Watt’s father is a retired firefighter.  He made the donation through a GoFundMe page that was set up for Appleton firefighter Mitchell Lundgaard. 

The shooting on Wednesday also left a police officer and a bystander wounded.  The gunman was killed, according to police.

Watt’s donation brought the GoFundMe campaign to more than $80,000 – all of which will go to support the firefighter’s wife and three kids.  Lundgaard had served on the Appleton fire department for 14 years.

Hero Down: Firefighter killed, officer and two others shot

 

Watt is no stranger to supporting others.

His non-profit, the J.J. Watt Foundation, raised $41.6 million to help those affected by Hurricane Harvey in 2018.  The money was sent to All Hands and Hearts, Americares, Boys & Girls Clubs, Baker Ripley, Feeding America, Habitat for Humanity, Save the Children and SBP.

Prior to Texas, Watt was a Wisconsin standout.  That might explain in part why he also gave $10,000 to the family of a fire captain who was killed in an explosion in Sun Prairie last summer.

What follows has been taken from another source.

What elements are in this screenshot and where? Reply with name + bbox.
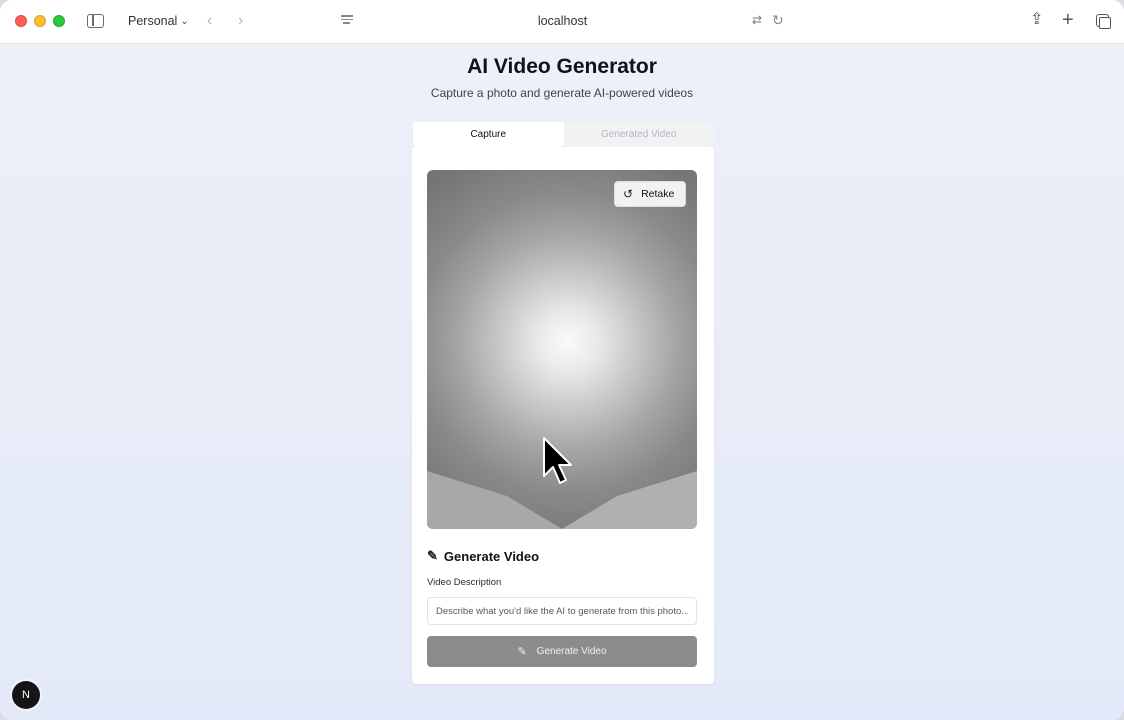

It’s refreshing to see football players actually support emergency responders… unlike his counterpart, former NFL quarterback and social justice warrior Colin Kaepernick.

Kaepernick, the pig-sock wearing, anti-police legend who now struggles finding employment previously made a $25,000 donation to a group honoring Joanne Chesimard.  Chesimard was a member of the Black Liberation Army who goes by the name Assata Shakur, and was convicted of first-degree murder in the 1973 murder of New Jersey State Trooper Werner Foerster.

Colin Kaepernick
Colin Kaepernick. (Kate via Flicker)

 

Trooper Werner Foerster was shot and killed with his own service weapon.  It happened after Foerster backed up another trooper who had stopped a vehicle containing two men and a woman on the New Jersey Turnpike.

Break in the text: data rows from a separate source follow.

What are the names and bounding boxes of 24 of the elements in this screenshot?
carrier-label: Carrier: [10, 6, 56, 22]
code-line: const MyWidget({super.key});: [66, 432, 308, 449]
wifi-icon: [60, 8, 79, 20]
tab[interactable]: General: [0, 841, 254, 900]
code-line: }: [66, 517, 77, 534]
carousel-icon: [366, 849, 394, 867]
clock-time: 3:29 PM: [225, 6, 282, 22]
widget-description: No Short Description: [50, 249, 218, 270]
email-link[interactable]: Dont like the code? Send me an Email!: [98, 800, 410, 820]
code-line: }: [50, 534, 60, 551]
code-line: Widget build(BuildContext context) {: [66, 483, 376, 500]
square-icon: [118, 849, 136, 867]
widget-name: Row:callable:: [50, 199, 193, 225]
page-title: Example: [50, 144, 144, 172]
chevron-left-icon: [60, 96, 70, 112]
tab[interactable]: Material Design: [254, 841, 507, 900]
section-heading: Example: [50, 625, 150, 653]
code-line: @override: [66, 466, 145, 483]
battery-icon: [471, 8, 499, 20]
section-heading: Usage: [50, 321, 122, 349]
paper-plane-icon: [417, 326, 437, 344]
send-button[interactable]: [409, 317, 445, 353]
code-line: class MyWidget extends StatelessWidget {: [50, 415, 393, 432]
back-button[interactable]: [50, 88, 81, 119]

The two started struggling with the troopers and disarmed Trooper Foerster. One of the two then opened fire with that gun, killing Trooper Foerster and wounding the other trooper. Despite having been shot, the other trooper was able to return fire and kill the subject.

Chesimard was sentenced to life in prison, but in 1979 broke out of prison.  fled to Cuba, where she now lives as a fugitive from justice.

Kaepernick made the donation to the Chicago-based organization Assata’s Daughters.  It was part of his pledge to “donate $100,000 a month for 10 months to ‘organizations working in oppressed communities'”.

He insisted that of that donation, part of it be given to Cop Watch, which is a group that encourages people to follow and videotape police officers doing their jobs.

The Officer Down Memorial Page reports that the Black Liberation Army was responsible for the murders of more than 10 police officers around the country.

Chesimard remains on the FBI’s Most Wanted list.